Websites use waistline factor to cut down on student drinking

Can Internet sites persuade image-conscious college students to drink less alcohol by tallying the "cheeseburger equivalent" of the calories they consume while drinking?

Scott Walters thinks so. He and researcher William Miller discovered a way to get heavy-drinking, belly-to-the-bar students to chop alcohol consumption in half – voluntarily. Their work at the University of New Mexico in 1998 led to the creation of "e-CHUG," a site deployed this fall to combat problem drinking at San Diego State University, Washington University in St. Louis, and the University of Nebraska at Lincoln.

The New Mexico research was based on mailed questionnaires that asked students to describe their drinking habits. Dr. Walters and colleagues responded with personalized data. Students found out, for instance, how much alcohol is in their blood when they drink, how much money they spend on drinking, and how many calories their drinks contain. They were also given information about genetic risk factors and how their drinking habits compared with the average student on campus.

Within a month, follow-up queries showed a solid drop in consumption, and the decline lasted for several years. Other campuses showed similar results.

Now those and other pioneering approaches are popping up on specialized Internet sites like Walters's e-CHUG (checkup to go) and MyStudentBody.com.

"We have athletes and women who avoid cheese on their hamburgers but would go out and have five to 10 beers," Walters says. "The e-CHUG website points out that, 'Hey, you drank the equivalent of 50 cheeseburgers last month.'

Another reason these methods work, he says, is that they "allow students to save face. We're not arguing with students, telling them what to do. We're simply presenting information ... and allowing them to process and act on it."

The hope is that the psychological techniques will accomplish what other efforts have not been able to: lower levels of alcohol abuse on campus. Nationwide, 44 percent of college students report regularly drinking excessively – a number that has remained steady for a decade, despite a spate of prevention programs.

One of the most sophisticated websites is MyStudentBody.com, which is run by Inflexxion Inc. in Newton, Mass. Like e-CHUG, it requires students to fill out an online questionnaire about their drinking patterns. But it is an interactive site, full of content designed to keep students coming back.

Much of this material is written from a student's point of view, to create a feeling that peers are giving the information about drinking's impact on grades, its secondhand effects, and ways to manage money and control anger.

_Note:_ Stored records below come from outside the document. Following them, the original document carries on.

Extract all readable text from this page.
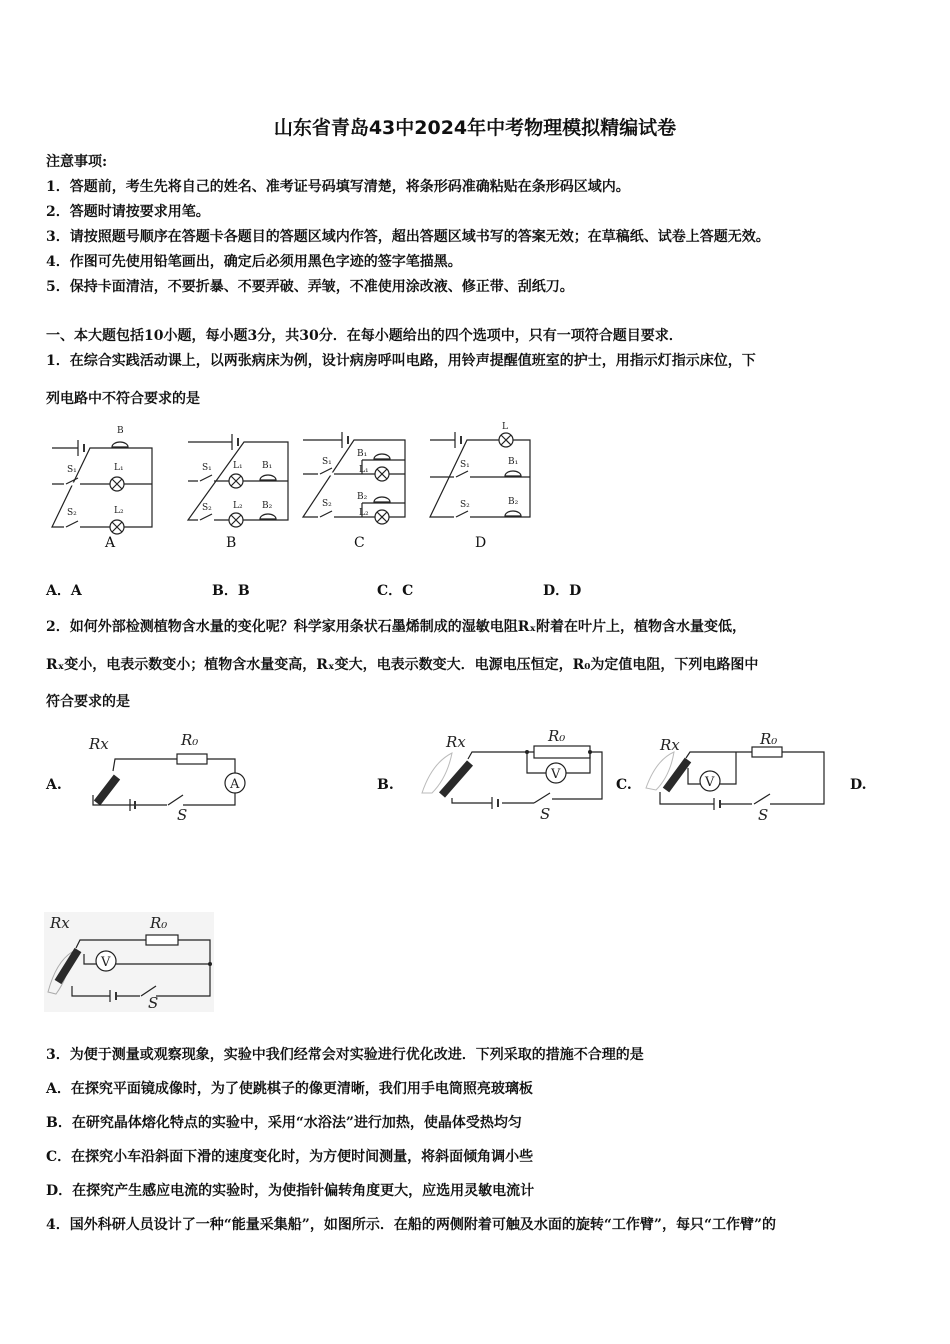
山东省青岛43中2024年中考物理模拟精编试卷
注意事项:
1．答题前，考生先将自己的姓名、准考证号码填写清楚，将条形码准确粘贴在条形码区域内。
2．答题时请按要求用笔。
3．请按照题号顺序在答题卡各题目的答题区域内作答，超出答题区域书写的答案无效；在草稿纸、试卷上答题无效。
4．作图可先使用铅笔画出，确定后必须用黑色字迹的签字笔描黑。
5．保持卡面清洁，不要折暴、不要弄破、弄皱，不准使用涂改液、修正带、刮纸刀。
一、本大题包括10小题，每小题3分，共30分．在每小题给出的四个选项中，只有一项符合题目要求．
1．在综合实践活动课上，以两张病床为例，设计病房呼叫电路，用铃声提醒值班室的护士，用指示灯指示床位，下
列电路中不符合要求的是
B
S₁	L₁
S₂	L₂
A
S₁ L₁ B₁
S₂ L₂ B₂
B
S₁
B₁
L₁
S₂
B₂
L₂
C
L
S₁	B₁
S₂	B₂
D
A．A	B．B	C．C	D．D
2．如何外部检测植物含水量的变化呢？科学家用条状石墨烯制成的湿敏电阻Rₓ附着在叶片上，植物含水量变低，
Rₓ变小，电表示数变小；植物含水量变高，Rₓ变大，电表示数变大．电源电压恒定，R₀为定值电阻，下列电路图中
符合要求的是
A.	B.	C.	D.
Rx	R₀
A
S
Rx	R₀
V
S
Rx	R₀
V
S
Rx	R₀
V
S
3．为便于测量或观察现象，实验中我们经常会对实验进行优化改进．下列采取的措施不合理的是
A．在探究平面镜成像时，为了使跳棋子的像更清晰，我们用手电筒照亮玻璃板
B．在研究晶体熔化特点的实验中，采用“水浴法”进行加热，使晶体受热均匀
C．在探究小车沿斜面下滑的速度变化时，为方便时间测量，将斜面倾角调小些
D．在探究产生感应电流的实验时，为使指针偏转角度更大，应选用灵敏电流计
4．国外科研人员设计了一种“能量采集船”，如图所示．在船的两侧附着可触及水面的旋转“工作臂”，每只“工作臂”的
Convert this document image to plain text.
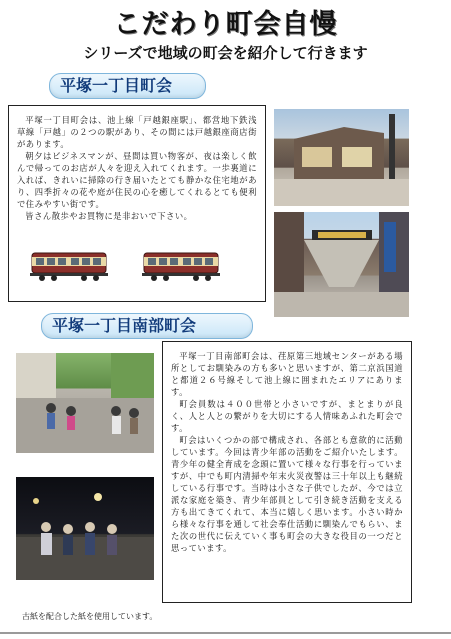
こだわり町会自慢
シリーズで地域の町会を紹介して行きます
平塚一丁目町会

平塚一丁目町会は、池上線「戸越銀座駅」、都営地下鉄浅草線「戸越」の２つの駅があり、その間には戸越銀座商店街があります。

朝夕はビジネスマンが、昼間は買い物客が、夜は楽しく飲んで帰ってのお店が人々を迎え入れてくれます。一歩裏道に入れば、きれいに掃除の行き届いたとても静かな住宅地があり、四季折々の花や庭が住民の心を癒してくれるとても便利で住みやすい街です。

皆さん散歩やお買物に是非おいで下さい。

平塚一丁目南部町会

平塚一丁目南部町会は、荏原第三地域センターがある場所としてお馴染みの方も多いと思いますが、第二京浜国道と都道２６号線そして池上線に囲まれたエリアにあります。

町会員数は４００世帯と小さいですが、まとまりが良く、人と人との繋がりを大切にする人情味あふれた町会です。

町会はいくつかの部で構成され、各部とも意欲的に活動しています。今回は青少年部の活動をご紹介いたします。青少年の健全育成を念頭に置いて様々な行事を行っていますが、中でも町内清掃や年末火災夜警は三十年以上も継続している行事です。当時は小さな子供でしたが、今では立派な家庭を築き、青少年部員として引き続き活動を支える方も出てきてくれて、本当に嬉しく思います。小さい時から様々な行事を通して社会奉仕活動に馴染んでもらい、また次の世代に伝えていく事も町会の大きな役目の一つだと思っています。

古紙を配合した紙を使用しています。
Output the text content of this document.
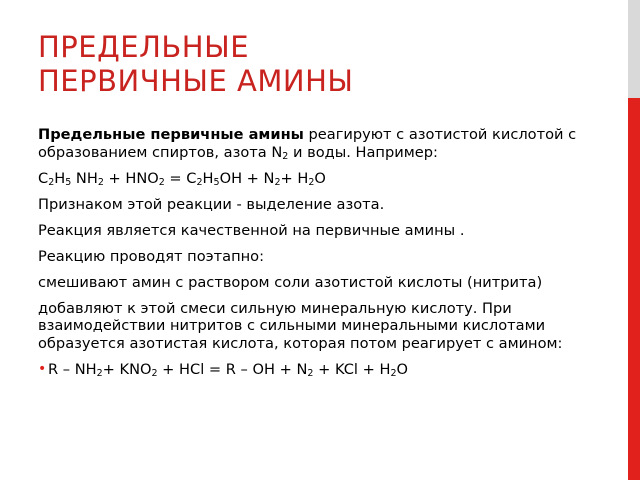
ПРЕДЕЛЬНЫЕ
ПЕРВИЧНЫЕ АМИНЫ

Предельные первичные амины реагируют с азотистой кислотой с образованием спиртов, азота $N_2$ и воды. Например:

$C_2H_5$ $NH_2 + HNO_2 = C_2H_5OH + N_2+ H_2O$

Признаком этой реакции - выделение азота.

Реакция является качественной на первичные амины .

Реакцию проводят поэтапно:

смешивают амин с раствором соли азотистой кислоты (нитрита)

добавляют к этой смеси сильную минеральную кислоту. При взаимодействии нитритов с сильными минеральными кислотами образуется азотистая кислота, которая потом реагирует с амином:

• $R - NH_2+ KNO_2$ + HCl = R – OH + $N_2$ + KCl + $H_2O$
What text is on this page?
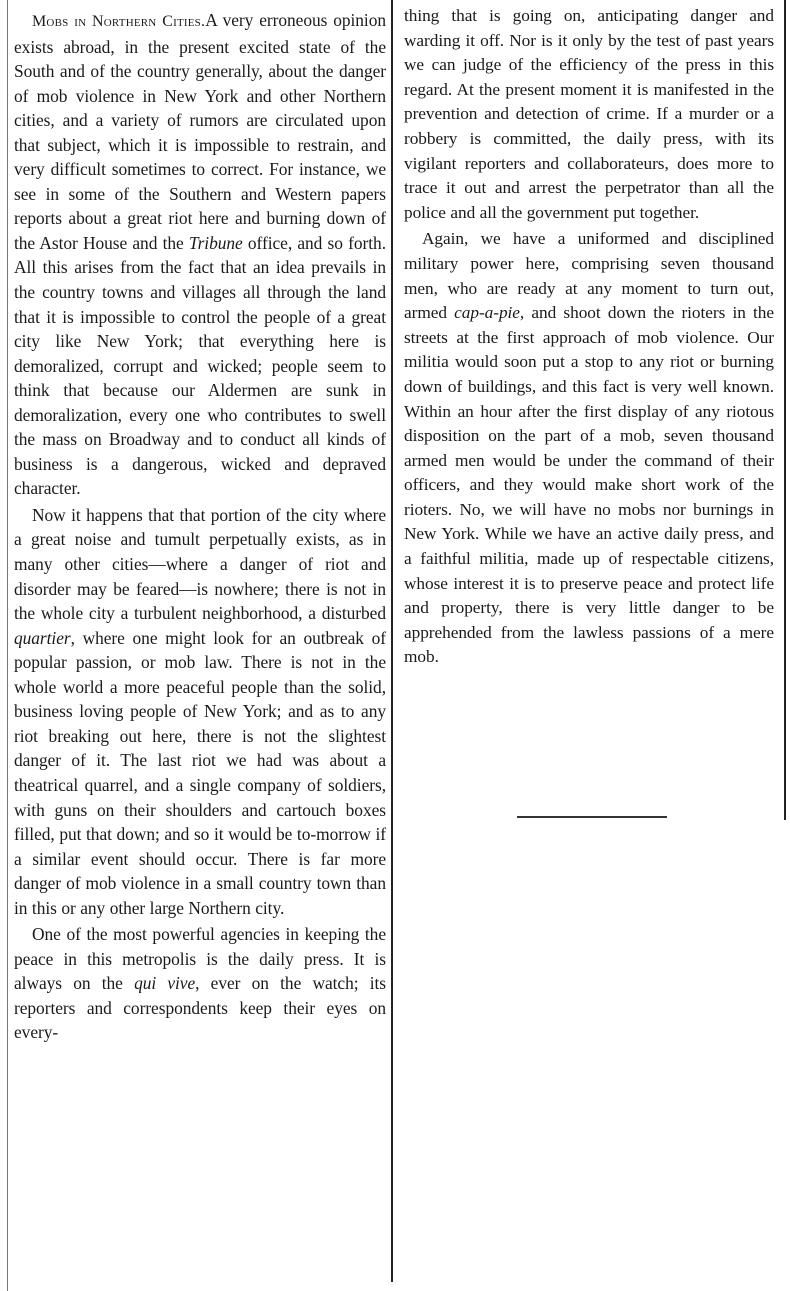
Mobs in Northern Cities.A very erroneous opinion exists abroad, in the present excited state of the South and of the country generally, about the danger of mob violence in New York and other Northern cities, and a variety of rumors are circulated upon that subject, which it is impossible to restrain, and very difficult sometimes to correct. For instance, we see in some of the Southern and Western papers reports about a great riot here and burning down of the Astor House and the Tribune office, and so forth. All this arises from the fact that an idea prevails in the country towns and villages all through the land that it is impossible to control the people of a great city like New York; that everything here is demoralized, corrupt and wicked; people seem to think that because our Aldermen are sunk in demoralization, every one who contributes to swell the mass on Broadway and to conduct all kinds of business is a dangerous, wicked and depraved character.

Now it happens that that portion of the city where a great noise and tumult perpetually exists, as in many other cities—where a danger of riot and disorder may be feared—is nowhere; there is not in the whole city a turbulent neighborhood, a disturbed quartier, where one might look for an outbreak of popular passion, or mob law. There is not in the whole world a more peaceful people than the solid, business loving people of New York; and as to any riot breaking out here, there is not the slightest danger of it. The last riot we had was about a theatrical quarrel, and a single company of soldiers, with guns on their shoulders and cartouch boxes filled, put that down; and so it would be to-morrow if a similar event should occur. There is far more danger of mob violence in a small country town than in this or any other large Northern city.

One of the most powerful agencies in keeping the peace in this metropolis is the daily press. It is always on the qui vive, ever on the watch; its reporters and correspondents keep their eyes on every-

thing that is going on, anticipating danger and warding it off. Nor is it only by the test of past years we can judge of the efficiency of the press in this regard. At the present moment it is manifested in the prevention and detection of crime. If a murder or a robbery is committed, the daily press, with its vigilant reporters and collaborateurs, does more to trace it out and arrest the perpetrator than all the police and all the government put together.

Again, we have a uniformed and disciplined military power here, comprising seven thousand men, who are ready at any moment to turn out, armed cap-a-pie, and shoot down the rioters in the streets at the first approach of mob violence. Our militia would soon put a stop to any riot or burning down of buildings, and this fact is very well known. Within an hour after the first display of any riotous disposition on the part of a mob, seven thousand armed men would be under the command of their officers, and they would make short work of the rioters. No, we will have no mobs nor burnings in New York. While we have an active daily press, and a faithful militia, made up of respectable citizens, whose interest it is to preserve peace and protect life and property, there is very little danger to be apprehended from the lawless passions of a mere mob.
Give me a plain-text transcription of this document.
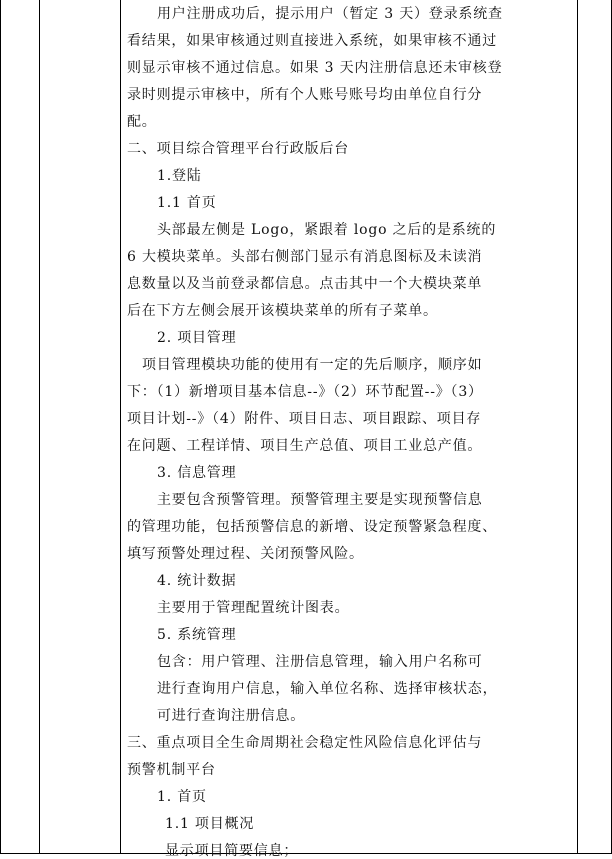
用户注册成功后，提示用户（暂定 3 天）登录系统查
看结果，如果审核通过则直接进入系统，如果审核不通过
则显示审核不通过信息。如果 3 天内注册信息还未审核登
录时则提示审核中，所有个人账号账号均由单位自行分
配。
二、项目综合管理平台行政版后台
1.登陆
1.1 首页
头部最左侧是 Logo，紧跟着 logo 之后的是系统的
6 大模块菜单。头部右侧部门显示有消息图标及未读消
息数量以及当前登录都信息。点击其中一个大模块菜单
后在下方左侧会展开该模块菜单的所有子菜单。
2. 项目管理
项目管理模块功能的使用有一定的先后顺序，顺序如
下：（1）新增项目基本信息--》（2）环节配置--》（3）
项目计划--》（4）附件、项目日志、项目跟踪、项目存
在问题、工程详情、项目生产总值、项目工业总产值。
3. 信息管理
主要包含预警管理。预警管理主要是实现预警信息
的管理功能，包括预警信息的新增、设定预警紧急程度、
填写预警处理过程、关闭预警风险。
4. 统计数据
主要用于管理配置统计图表。
5. 系统管理
包含：用户管理、注册信息管理，输入用户名称可
进行查询用户信息，输入单位名称、选择审核状态，
可进行查询注册信息。
三、重点项目全生命周期社会稳定性风险信息化评估与
预警机制平台
1. 首页
1.1 项目概况
显示项目简要信息；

The core of the site is a multilevel questionnaire soliciting information about students' beliefs about drinking (it makes me sexy), the risks they typically run (sometimes I drive while drunk), and lifestyle concerns (it might hurt my athletic performance). The site responds in a nonjudgmental way and customizes the options for each student.

It also features the seemingly frivolous. On the website's main page is an answer for inquiring readers who want to know what causes "that not-so-cute tummy" many call a beer belly.

But maybe the beer-belly explainer isn't really so frivolous. After all, students might moderate their drinking if they knew it threatened to squeeze them out of their low-slung jeans. Then again, if appearance isn't an issue, what about money?

"Is your wallet a lot lighter than it used to be? Do you stare in horror at dwindling bank statements?" the website intones. Then, as one of nine ways to cut costs, it lists how to "economize your social drinking": "Don't spend too much on alcohol. Mixed drinks tend to be much more expensive than beer, so many students stay away from them."

None of this, of course, is the sort of hard-core antidrinking message that will appeal to many campus administrators or parents. Yet it may be a happy medium between generalized prevention efforts and expensive individualized interventions.

Harvard University in Cambridge, Mass. and the University of Florida at Gainesville have both signed up for a year's worth of the MyStudentBody.com service. The cost is between 25 cents and a dollar per student, a company spokesman says. Another 24 campuses are nonpaying test sites.

One of the key reasons Harvard signed up is the website's ability to reach students where they are – online, says Richard Kadison, chief of mental health services.

"The Web works when we don't and students do – at 10 to 11 at night when someone may be pondering whether their roommate has an alcohol-abuse problem," he says.

It's the "certificate of completion" feature that appeals to Tavis Glassman, coordinator of the alcohol and drug resource center at the University of Florida. The hundreds of students who get caught violating alcohol rules can now be required to prove that they completed the website's questionnaires.

The same feature could also be used to compel other high risk groups – such as fraternity members or athletes – to educate themselves, though this isn't specifically in the works in Florida.

There are a number of health counselors on his campus, but Mr. Glassman is the only person directly responsible for stemming the tide of alcohol abuse. He knows the Internet approach is experimental, but he's optimistic enough to pay for MyStudentBody.com with his own tiny budget.

Individual responses will be anonymous and confidential, Inflexxion officials insist. But college officials are looking forward to receiving campuswide data so they can better assess alcohol consumption and its impact.